As applicable, during the opening conference, employers will also need to present their written certification of hazard assessment and produce a list of on-site chemicals (with their respective maximum intended inventory). Compliance officers will use these documents to determine the hazards that may be present at the worksite and set initial benchmarks and expectations for the physical inspection of the establishment.
Finally, at their discretion, compliance officers can conduct abbreviated conferences in order to begin the walk-around portion of the inspection as soon as possible. During an abbreviated conference, a compliance officer will present his or her credentials, state the purpose for the visit, explain employee and employer rights, and request the participation of employee and employer representatives. All other elements of the opening conference will then be discussed during the closing conference.

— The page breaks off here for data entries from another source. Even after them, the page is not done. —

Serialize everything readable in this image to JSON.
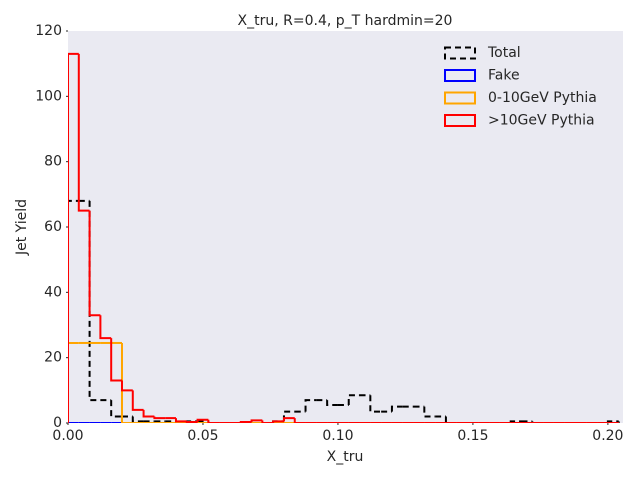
{
  "chart_data": {
    "type": "histogram",
    "title": "X_tru, R=0.4, p_T hardmin=20",
    "xlabel": "X_tru",
    "ylabel": "Jet Yield",
    "bins": [
      0,
      0.004,
      0.008,
      0.012,
      0.016,
      0.02,
      0.024,
      0.028,
      0.032,
      0.036,
      0.04,
      0.044,
      0.048,
      0.052,
      0.056,
      0.06,
      0.064,
      0.068,
      0.072,
      0.076,
      0.08,
      0.084,
      0.088,
      0.092,
      0.096,
      0.1,
      0.104,
      0.108,
      0.112,
      0.116,
      0.12,
      0.124,
      0.128,
      0.132,
      0.136,
      0.14,
      0.144,
      0.148,
      0.152,
      0.156,
      0.16,
      0.164,
      0.168,
      0.172,
      0.176,
      0.18,
      0.184,
      0.188,
      0.192,
      0.196,
      0.2,
      0.204
    ],
    "series": [
      {
        "name": "Total",
        "color": "#000000",
        "linestyle": "dashed",
        "values": [
          68,
          68,
          7,
          7,
          2,
          2,
          0.5,
          0.5,
          0.5,
          0.5,
          0,
          0.5,
          0.5,
          0,
          0,
          0,
          0,
          0,
          0,
          0.5,
          3.5,
          3.5,
          7,
          7,
          5.5,
          5.5,
          8.5,
          8.5,
          3.5,
          3.5,
          5,
          5,
          5,
          2,
          2,
          0,
          0,
          0,
          0,
          0,
          0,
          0.5,
          0.5,
          0,
          0,
          0,
          0,
          0,
          0,
          0,
          0.5
        ]
      },
      {
        "name": "Fake",
        "color": "#0000ff",
        "linestyle": "solid",
        "values": [
          0,
          0,
          0,
          0,
          0,
          0,
          0,
          0,
          0,
          0,
          0,
          0,
          0,
          0,
          0,
          0,
          0,
          0,
          0,
          0,
          0,
          0,
          0,
          0,
          0,
          0,
          0,
          0,
          0,
          0,
          0,
          0,
          0,
          0,
          0,
          0,
          0,
          0,
          0,
          0,
          0,
          0,
          0,
          0,
          0,
          0,
          0,
          0,
          0,
          0,
          0
        ]
      },
      {
        "name": "0-10GeV Pythia",
        "color": "#ffa500",
        "linestyle": "solid",
        "values": [
          24.5,
          24.5,
          24.5,
          24.5,
          24.5,
          0,
          0,
          0,
          0,
          0,
          0,
          0,
          0,
          0,
          0,
          0,
          0,
          0,
          0,
          0,
          0,
          0,
          0,
          0,
          0,
          0,
          0,
          0,
          0,
          0,
          0,
          0,
          0,
          0,
          0,
          0,
          0,
          0,
          0,
          0,
          0,
          0,
          0,
          0,
          0,
          0,
          0,
          0,
          0,
          0,
          0
        ]
      },
      {
        "name": ">10GeV Pythia",
        "color": "#ff0000",
        "linestyle": "solid",
        "values": [
          113,
          65,
          33,
          26,
          13,
          10,
          4,
          2,
          1.5,
          1.5,
          0.5,
          0.3,
          1,
          0,
          0,
          0,
          0.3,
          0.8,
          0,
          0.5,
          1.5,
          0,
          0,
          0,
          0,
          0,
          0,
          0,
          0,
          0,
          0,
          0,
          0,
          0,
          0,
          0,
          0,
          0,
          0,
          0,
          0,
          0,
          0,
          0,
          0,
          0,
          0,
          0,
          0,
          0,
          0
        ]
      }
    ],
    "xlim": [
      0,
      0.2056
    ],
    "ylim": [
      0,
      120
    ],
    "xticks": [
      {
        "value": 0,
        "label": "0.00"
      },
      {
        "value": 0.05,
        "label": "0.05"
      },
      {
        "value": 0.1,
        "label": "0.10"
      },
      {
        "value": 0.15,
        "label": "0.15"
      },
      {
        "value": 0.2,
        "label": "0.20"
      }
    ],
    "yticks": [
      0,
      20,
      40,
      60,
      80,
      100,
      120
    ],
    "legend": "upper right",
    "grid": false
  }
}
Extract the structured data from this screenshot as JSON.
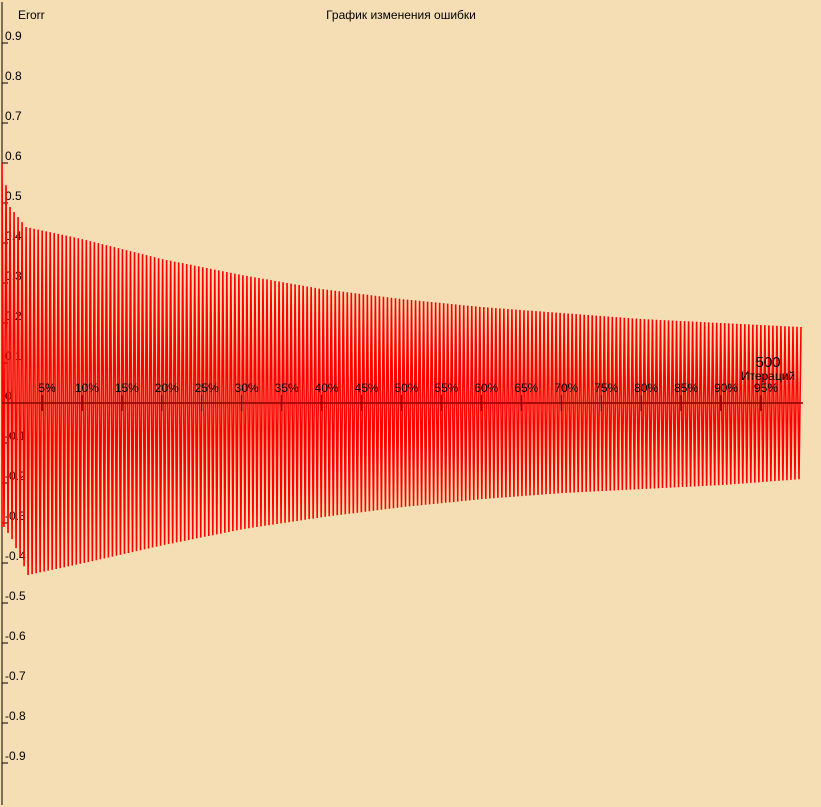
{
  "chart_data": {
    "type": "line",
    "title": "График изменения ошибки",
    "ylabel": "Erorr",
    "xlabel": "Итераций",
    "iterations_label": "500",
    "ylim": [
      -1.0,
      1.0
    ],
    "yticks": [
      0.9,
      0.8,
      0.7,
      0.6,
      0.5,
      0.4,
      0.3,
      0.2,
      0.1,
      0,
      -0.1,
      -0.2,
      -0.3,
      -0.4,
      -0.5,
      -0.6,
      -0.7,
      -0.8,
      -0.9
    ],
    "ytick_labels": [
      "0.9",
      "0.8",
      "0.7",
      "0.6",
      "0.5",
      "0.4",
      "0.3",
      "0.2",
      "0.1",
      "0",
      "-0.1",
      "-0.2",
      "-0.3",
      "-0.4",
      "-0.5",
      "-0.6",
      "-0.7",
      "-0.8",
      "-0.9"
    ],
    "xticks_percent": [
      5,
      10,
      15,
      20,
      25,
      30,
      35,
      40,
      45,
      50,
      55,
      60,
      65,
      70,
      75,
      80,
      85,
      90,
      95
    ],
    "xtick_labels": [
      "5%",
      "10%",
      "15%",
      "20%",
      "25%",
      "30%",
      "35%",
      "40%",
      "45%",
      "50%",
      "55%",
      "60%",
      "65%",
      "70%",
      "75%",
      "80%",
      "85%",
      "90%",
      "95%"
    ],
    "series": [
      {
        "color": "#ff0000",
        "style": "oscillation",
        "cycles": 199,
        "envelope_upper": [
          {
            "x_percent": 0,
            "y": 0.6
          },
          {
            "x_percent": 1,
            "y": 0.49
          },
          {
            "x_percent": 3,
            "y": 0.44
          },
          {
            "x_percent": 10,
            "y": 0.41
          },
          {
            "x_percent": 20,
            "y": 0.36
          },
          {
            "x_percent": 30,
            "y": 0.32
          },
          {
            "x_percent": 40,
            "y": 0.285
          },
          {
            "x_percent": 50,
            "y": 0.26
          },
          {
            "x_percent": 60,
            "y": 0.24
          },
          {
            "x_percent": 70,
            "y": 0.225
          },
          {
            "x_percent": 80,
            "y": 0.21
          },
          {
            "x_percent": 90,
            "y": 0.2
          },
          {
            "x_percent": 100,
            "y": 0.19
          }
        ],
        "envelope_lower": [
          {
            "x_percent": 0,
            "y": -0.31
          },
          {
            "x_percent": 1,
            "y": -0.34
          },
          {
            "x_percent": 3,
            "y": -0.43
          },
          {
            "x_percent": 10,
            "y": -0.4
          },
          {
            "x_percent": 20,
            "y": -0.355
          },
          {
            "x_percent": 30,
            "y": -0.315
          },
          {
            "x_percent": 40,
            "y": -0.285
          },
          {
            "x_percent": 50,
            "y": -0.26
          },
          {
            "x_percent": 60,
            "y": -0.24
          },
          {
            "x_percent": 70,
            "y": -0.225
          },
          {
            "x_percent": 80,
            "y": -0.215
          },
          {
            "x_percent": 90,
            "y": -0.205
          },
          {
            "x_percent": 100,
            "y": -0.19
          }
        ]
      }
    ]
  }
}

The walk-around is the most important stage of the inspection. Employer and employee representatives have the right to accompany compliance officers during the walk-around stage of the inspection.
During the walk-around, compliance officers will take notes and document all facts pertinent to violations of the OSH Act. In general, compliance officers will also offer limited assistance (as appropriate) on how to reduce or eliminate workplace hazards.
The OSH Act requires compliance officers to maintain the confidentiality of employer trade secrets. Compliance officers should only document evidence involving trade secrets if necessary. Compliance officers must mark trade secret evidence as, “Confidential – Trade Secret,” and keep it separate from other evidence. Compliance officers that violate these requirements are subject to criminal sanctions and removal from office.
As with the opening conference, unless an objection exists, the closing conference is generally a joint conference. However, the closing conference may be conducted in person or over the phone. The inspection and citation process will move forward regardless of whether employers decide to participate in the closing conference.
The compliance officer will document all materials he or she provides to the employer during the closing conference as well as any discussions that took place. Discussion topics for the closing conference may include:
- Employer rights and responsibilities
- The strengths and weaknesses of the employer’s safety and health system
- The existence of any apparent violations and other issues found during the inspection
- Any plans for subsequent conferences, meetings and discussions
The closing conference is not the time for employers to debate or argue possible citations with the compliance officer. Employers should take sufficient time during the closing conference to understand the inspector’s findings and any possible consequences. Employers should also discuss any abatements completed during the inspection or any plans to correct issues in the near future.
During this conference, employers should also request copies of recorded materials and sample analysis summaries. Finally, employers should take time to discuss their right (and the process they must follow) to appeal any possible citations.